INFO DPR - Wakil Ketua DPR Fahri Hamzah meminta Badan Intelijen Negara (BIN) tidak melakukan pekerjaan publik seperti kegiatan melarang atau kegiatan melakukan sesuatu. Sebagai lembaga intelijen, BIN seharusnya menyampaikan informasi kepada satu orang, yakni presiden. Menurut Fahri Hamzah, temuan BIN yang menyebut ada 50 penceramah penyebar paham radikal di 41 masjid seharusnya hanya dibisikkan ke telinga presiden saja.
"BIN itu single user, yang hanya bisa memberikan informasi kepada presiden, bukan mengumbarnya ke publik," kata Fahri Hamzah, di Gedung DPR, Rabu, 21 November 2018.

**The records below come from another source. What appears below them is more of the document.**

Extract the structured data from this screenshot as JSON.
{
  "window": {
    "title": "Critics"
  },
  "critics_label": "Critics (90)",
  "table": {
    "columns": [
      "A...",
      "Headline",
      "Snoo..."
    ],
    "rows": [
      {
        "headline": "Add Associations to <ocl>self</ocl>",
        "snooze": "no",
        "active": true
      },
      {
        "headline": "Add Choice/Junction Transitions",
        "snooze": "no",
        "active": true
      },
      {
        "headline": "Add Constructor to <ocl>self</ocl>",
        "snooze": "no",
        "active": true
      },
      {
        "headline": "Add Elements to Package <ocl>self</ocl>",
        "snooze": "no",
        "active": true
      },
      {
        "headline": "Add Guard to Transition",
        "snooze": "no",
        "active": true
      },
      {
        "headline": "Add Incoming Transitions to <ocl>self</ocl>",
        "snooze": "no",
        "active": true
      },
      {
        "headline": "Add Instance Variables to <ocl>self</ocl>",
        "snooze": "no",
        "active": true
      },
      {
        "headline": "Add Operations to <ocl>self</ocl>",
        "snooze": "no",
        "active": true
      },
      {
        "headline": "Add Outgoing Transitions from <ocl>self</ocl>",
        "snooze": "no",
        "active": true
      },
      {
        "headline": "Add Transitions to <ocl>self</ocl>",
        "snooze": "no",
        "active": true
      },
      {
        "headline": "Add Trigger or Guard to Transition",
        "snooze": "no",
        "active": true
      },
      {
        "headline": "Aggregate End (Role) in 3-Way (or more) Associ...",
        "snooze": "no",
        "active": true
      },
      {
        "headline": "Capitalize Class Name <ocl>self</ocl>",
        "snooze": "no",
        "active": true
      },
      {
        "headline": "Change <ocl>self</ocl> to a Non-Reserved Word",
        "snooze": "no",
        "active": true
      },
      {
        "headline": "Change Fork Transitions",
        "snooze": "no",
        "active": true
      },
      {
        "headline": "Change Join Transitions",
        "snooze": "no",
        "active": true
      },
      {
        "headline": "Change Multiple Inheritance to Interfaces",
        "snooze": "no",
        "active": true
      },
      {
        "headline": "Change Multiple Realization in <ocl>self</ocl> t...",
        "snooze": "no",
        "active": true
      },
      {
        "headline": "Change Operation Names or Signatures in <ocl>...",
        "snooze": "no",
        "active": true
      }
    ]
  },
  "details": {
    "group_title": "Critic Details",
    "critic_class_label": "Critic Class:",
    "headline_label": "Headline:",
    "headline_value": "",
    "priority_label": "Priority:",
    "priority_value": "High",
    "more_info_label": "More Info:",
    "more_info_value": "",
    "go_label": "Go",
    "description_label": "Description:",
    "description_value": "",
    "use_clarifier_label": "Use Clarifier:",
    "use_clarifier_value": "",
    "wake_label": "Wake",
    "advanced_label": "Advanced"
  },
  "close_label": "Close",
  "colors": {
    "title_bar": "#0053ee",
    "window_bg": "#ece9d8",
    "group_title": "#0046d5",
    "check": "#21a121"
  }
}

Bilapun informasi penting itu harus diumumkan, maka pihak terkait lainlah yang melakukannya, seperti Kementerian Hukum dan HAM (Kemenkumham) jika itu terkait dengan organisasi atau lain-lain.
"Sebab, tindakan itu membuat reputasi BIN sebagai lembaga intelijen turun. Jadi, BIN harus dijaga sebagai indra negara melalui presiden dalam rangka menjaga dan melindungi segenap bangsa dan tumpah darah Indonesia," ujar Fahri Hamzah.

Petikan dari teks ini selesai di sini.